Es gibt schon wieder eine Erhöhung der Zusatzbeiträge zur Gesetzlichen Krankenversicherung, also der GKV. Das ursprüngliche Versprechen der Bundesgesundheitsministerin Warken, die Zusatzbeiträge zur GKV bei durchschnittlich 2,5 Prozent 2025 stabil zu halten, gilt schon längst nicht mehr. Im Schnitt werden die Zusatzbeiträge zur GKV 2026 um 2,9 Prozent angehoben. Sie sind zusätzlich zu dem für alle Krankenkassen geltenden GKV Beitrag von 14,6 Prozent zu zahlen und variieren je nach Krankenkasse. Sowohl Beiträge wie Zusatzbeiträge zur GKV sind hälftig von Arbeitgebern und Arbeitnehmern zu leisten.
Die Erhöhung des Zusatzbeitrags 2026 erfolgt in der großen Mehrzahl der Krankenkassen, teilweise auf einen Zusatzbeitrag von 3 Prozent und höher. Gleichzeitig gibt es ständige Einschränkungen sowie Erhöhung der Eigenanteile bei den Gesundheitsleistungen. Faktisch leisten bereits heute die Versicherten in der GKV weit über die Hälfte ihrer Gesundheitskosten selbst. Hinzu kommen Einschränkungen bei der Verfügbarkeit einzelner Arzneimittel mit hohem Gebrauch wie z.B. Fiebersäfte für Kinder.

Ein besonderes Ärgernis sind die individuellen ärztlichen Zusatzleistungen – sogenannte IGeL- die in Arztpraxen angeboten werden und von Patienten selbst zu zahlen sind. Hierfür gibt es keine medizinische Notwendigkeit. Ärzte müssen die Patienten über den medizinischen Nutzen der IGeL aufklären. In keinem Fall dürfen sie Druck auf Patienten ausüben, derartige IGeL auf eigene Kosten zusätzlich zu übernehmen.
Bereits seit Jahren ist bekannt, dass die Finanzschwäche in der GKV mit der niedrigen Einkommensschwelle zusammenhängt, bis zu der Pflichtbeiträge für die GKV vom Einkommen abgeführt werden müssen. Sie beträgt 2026 in der GKV 5. 812,50 € im Monat, während sie in der Renten- und Arbeitslosenversicherung erheblich höher ist, nämlich bei 8.450,00 €.
Das heißt: In der GKV werden Einkommen über 5 812,50 nicht für die Zahlung von Pflichtbeiträgen zur GKV herangezogen. In der gesetzlichen Renten- und Arbeitslosenversicherung gilt dies erst für Einkommen über 8.450,00 €.
Dies ist auf die mächtige Lobbyarbeit der privaten Krankenversicherung zurückzuführen: Damit bleibt ihre zumeist wohlhabendere und gesundheitsbewusste Bevölkerung von etwa 10 Prozent für die private Krankenversicherung erhalten.

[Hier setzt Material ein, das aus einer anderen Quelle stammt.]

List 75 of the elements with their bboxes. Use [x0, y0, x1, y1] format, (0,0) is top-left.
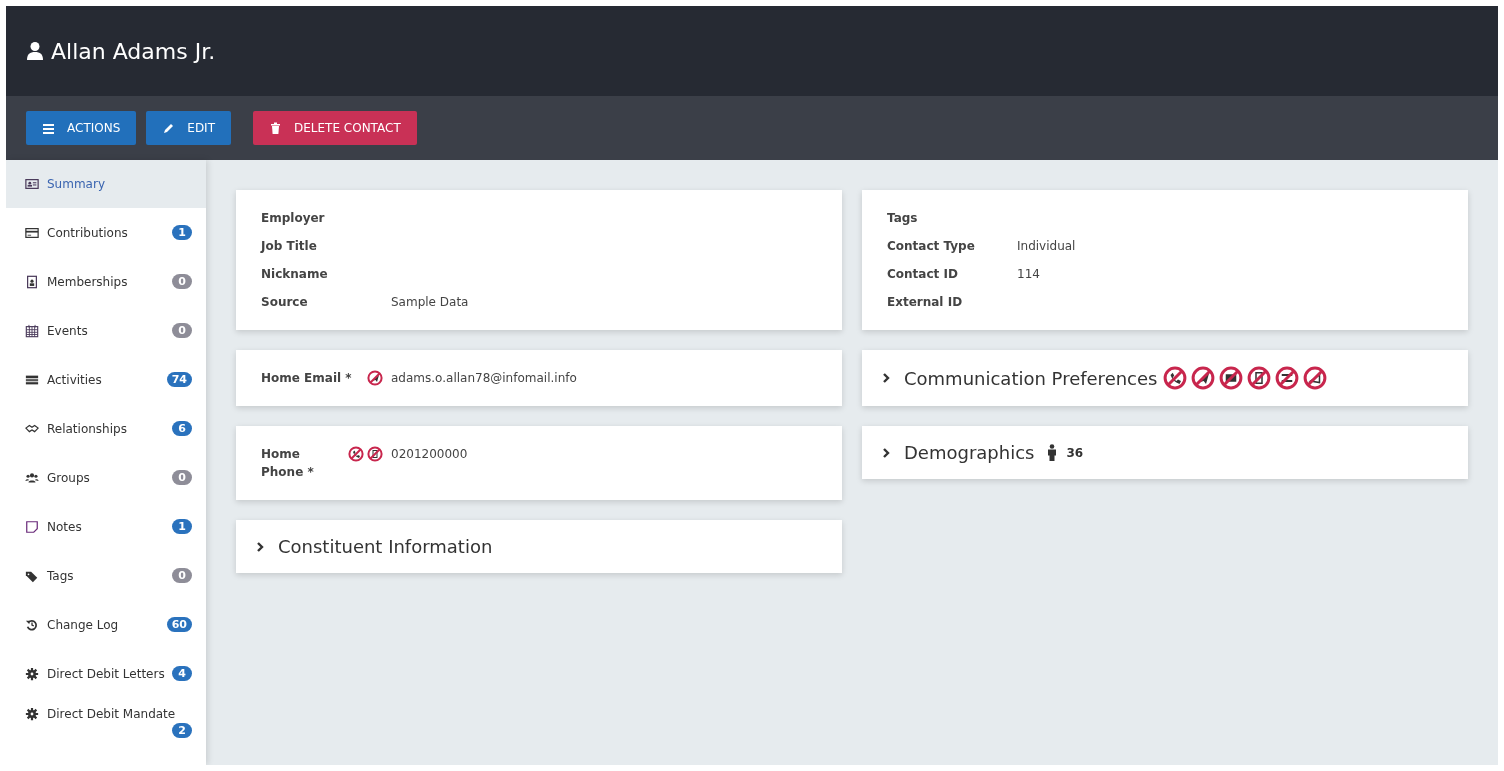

Diese entscheidenden Strukturschwächen bei der Finanzierung der Krankenversicherung ist allerdings schon seit Jahrzehnten bekannt.
Bisher hat dies aber zu keiner grundsätzlichen politisch-praktischen Reform geführt.
Ein weiteres Ärgernis bei der Finanzierung der GKV liegt darin, dass die Beiträge für die Millionen Empfänger/innen von Grundsicherung im Verhältnis zu ihren gesundheitlichen Leistungen viel zu niedrig sind. Der Bund als Finanzverantwortlicher für die Grundsicherung müsste daher der GKV erheblich höhere Beiträge für die Grundsicherungsempfänger erstatten. Vielmehr erfolgt bislang eine massive Verlagerung der Kosten für die Gesundheitsversorgung der Empfänger von Grundsicherung auf die Beitragszahler zur GKV.
Auch dies ist seit Jahren bekannt – allerdings ohne die notwendigen finanziellen Reformen.
Gerade in der GKV – wie im Übrigen auch in der Pflegeversicherung ist die schon seit Jahren diskutierte Bürgerversicherung längst überfällig. Durch eine einheitliche Versicherung für alle Bürger und Einkünfte wären die ständig steigenden Finanzprobleme mit mehr sozialer Gerechtigkeit zu überwinden.